As an ABI report reveals insurers’ mounting discontent with the UK tax regime, we talk to four top managers about the pros and cons of avoiding it by moving away from home

As the recession lingers on, all businesses are looking to save money. While many insurance firms have survived the financial crisis relatively unscathed and the economic outlook shows signs of brightening, there is still huge pressure on balance sheets.

The publication of the ABI report ‘UK competitiveness: the way forward for insurance’ has shown that a fresh storm may be brewing.

It argues that the UK business tax regime is hampering insurers’ international competitiveness and is encouraging companies to redomicile in low tax jurisdictions.

According to an ABI survey, 71% of the industry’s top managers have concerns about the corporation tax regime and see it as uncompetitive. More than half of insurers surveyed anticipated that more companies would move offshore for tax purposes.

The ABI has called for improvements to the regime: exemptions for foreign branches, an end to unwarranted complexity, and initiatives to make personal tax and pension policies more competitive.

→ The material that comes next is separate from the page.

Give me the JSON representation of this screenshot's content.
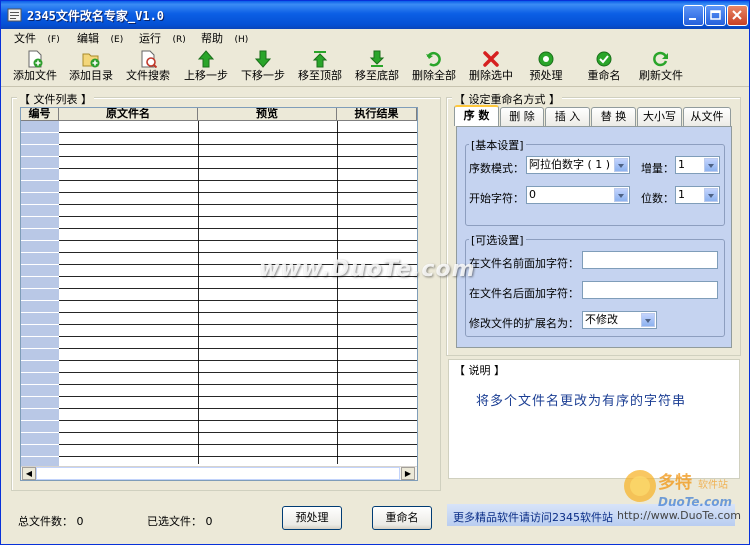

Failure to take action, it argues, could threaten the UK’s status as one of the world’s largest insurance centres.

We talked to some key industry figures about the benefits, business-wise and personal, of moving to other climes.

Charles Dupplin, chief executive of Hiscox Bermuda

The big move: Hiscox redomiciled from the UK to Bermuda in 2006. The island’s status as an insurance centre has grown rapidly in recent years and is estimated to have a £30bn share in the global capital in reinsurance.

“We were expanding geographically, and with 10 offices in the USA it made sense to manage the company outside London.

“Bermuda was an obvious choice. It represents a very attractive market for reinsurance buyers, is closer than London and has a friendly regulatory and tax environment. Corporate tax on profits here is zero, whereas corporate tax in the UK is 28%. The UK corporate tax system in the last 10 years has become very complicated. If you make taxation as unattractive as the UK has, then inevitably people will start moving their capital around.

“Every year there is a fiddle. You have just got to grips with the change, HMRC has got to grips with it and your own advisers have got to grips with it; then April comes around and, ping, there’s another change. It has driven lots of companies outside of the British market. If you want large amounts of capital from international businesses to come into your country, you have to be competitive.

“It is a pity because there is a marvellous advantage in London. It is international and has masses of people trained in every aspect of financial services. But this advantage is being put at risk. They have really got to simplify and lower the taxes to attract international capital back.

“Here, the regulator – the Bermuda Monetary Association – is superb.They understand the business and they answer your questions. The FSA is more likely to say: “You read the rule book; we are not going to interpret it for you.” Bermuda is very relaxed and a lovely place to live with great weather. But it is not a flashy place.

“In London, you see the financial services gods driving Ferraris and Bentleys. In Bermuda you could easily find them driving around in a battered old mini. We are here for another three years before we return to Britain. But I think we’ll have very mixed feelings about going back.”

Julie Rodilosso, chief executive of Adding 1

The big move: Rodilosso set up the company in Jersey in 2004 as a sub-marketing distribution arm, selling AIG and QBE products to UK brokers.

“People are very comfortable under the regime in Jersey. The maximum personal tax you pay is 20%, compared with 50% in the UK; there is no capital gains tax; and the corporation tax is only 10% compared with nearly 30% at home.

“In the UK, the current tax regime is encouraging people to leave and I think it is a shame. We had a brain drain when tax went up a few years ago. If it goes any higher, I can’t see many entrepreneurs or business centres putting up with it.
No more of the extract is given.